Posts Tagged ‘Moses’

3rd June 2022

James Wells

Moses – described as a ‘genre-fluid proverbial rollercoaster’ – are impossible to place. Their latest single sound nothing like its predecessors. But they still have a distinctive sound, marked by energy and exuberance. That, and a knack for nagging, stomping basslines.

‘Mad’ has hints of Jane’s Addiction woven into its rambunctious (post) punk infusion, but then there’s a lot going on in this effervescent cocktail, from fast-moving organ work that calls to mind The Stranglers to anything post-millennial indie with some zip, and no, I can’t put my finger on specifics – because as the Jubilee procession on Sunday illustrated, everything post-nineties is simply a cultural blur and no-one knows where much of the last thirty years has gone or what defines any decade.

Moses aren’t set in any time or space – they somehow bring everything together and sound so very now. Dig ‘em? You’d be mad not to!

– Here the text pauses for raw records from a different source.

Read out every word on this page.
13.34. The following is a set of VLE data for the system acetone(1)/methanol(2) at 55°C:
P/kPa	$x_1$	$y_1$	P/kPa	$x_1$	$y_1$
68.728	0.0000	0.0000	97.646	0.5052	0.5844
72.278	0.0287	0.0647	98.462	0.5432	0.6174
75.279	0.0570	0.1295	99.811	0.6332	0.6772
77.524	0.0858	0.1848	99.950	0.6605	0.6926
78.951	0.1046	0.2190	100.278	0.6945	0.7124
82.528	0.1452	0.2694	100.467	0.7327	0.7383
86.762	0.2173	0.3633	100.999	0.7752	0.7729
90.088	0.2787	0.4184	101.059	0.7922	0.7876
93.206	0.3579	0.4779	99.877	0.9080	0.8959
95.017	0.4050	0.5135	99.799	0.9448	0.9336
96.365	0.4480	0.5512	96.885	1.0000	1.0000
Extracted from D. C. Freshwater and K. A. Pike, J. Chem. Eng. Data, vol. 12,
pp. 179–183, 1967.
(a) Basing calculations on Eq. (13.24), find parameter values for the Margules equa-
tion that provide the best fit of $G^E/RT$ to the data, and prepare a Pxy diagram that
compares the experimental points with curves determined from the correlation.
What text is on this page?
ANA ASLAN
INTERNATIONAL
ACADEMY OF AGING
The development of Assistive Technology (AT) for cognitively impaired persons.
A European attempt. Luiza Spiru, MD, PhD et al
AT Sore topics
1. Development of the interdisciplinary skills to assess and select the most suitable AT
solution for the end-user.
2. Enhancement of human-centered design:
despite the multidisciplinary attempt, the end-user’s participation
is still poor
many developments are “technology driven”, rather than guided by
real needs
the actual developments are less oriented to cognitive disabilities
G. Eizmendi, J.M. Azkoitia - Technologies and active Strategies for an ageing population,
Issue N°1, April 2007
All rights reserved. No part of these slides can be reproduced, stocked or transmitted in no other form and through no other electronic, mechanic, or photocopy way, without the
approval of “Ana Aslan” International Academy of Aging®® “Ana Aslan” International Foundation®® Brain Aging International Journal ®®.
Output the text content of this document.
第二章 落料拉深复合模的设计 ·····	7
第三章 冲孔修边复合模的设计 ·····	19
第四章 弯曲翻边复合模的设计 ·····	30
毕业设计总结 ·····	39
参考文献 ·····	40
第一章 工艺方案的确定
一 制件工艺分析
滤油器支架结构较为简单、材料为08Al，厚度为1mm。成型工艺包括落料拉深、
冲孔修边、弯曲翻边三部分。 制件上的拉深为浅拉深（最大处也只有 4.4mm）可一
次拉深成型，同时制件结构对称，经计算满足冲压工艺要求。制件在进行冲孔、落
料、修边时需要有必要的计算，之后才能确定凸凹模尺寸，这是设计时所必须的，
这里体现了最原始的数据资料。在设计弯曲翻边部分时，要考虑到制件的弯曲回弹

Space & I Records – 21st January 2022

January is always a shitter. Whether you love Christmas or loathe it, or even if you’re largely indifferent, January is invariably a slump month of epic proportions. Those of us who aren’t mad keen on Christmas tend to cling to the light at the end of the tunnel that is new year, not because of the New Year celebrations, but because of the prospect of things getting back to normal, where everyone isn’t flapping about doing Christmas shopping and your mates aren’t in an endless conveyor-belt of work and other social commitments and might actually have time for just a pint and a chat, and because gigs and regular social activities resume and you can turn on the TV, radio or walk into a shop without hearing wall-to-wall fucking Christmas tunes.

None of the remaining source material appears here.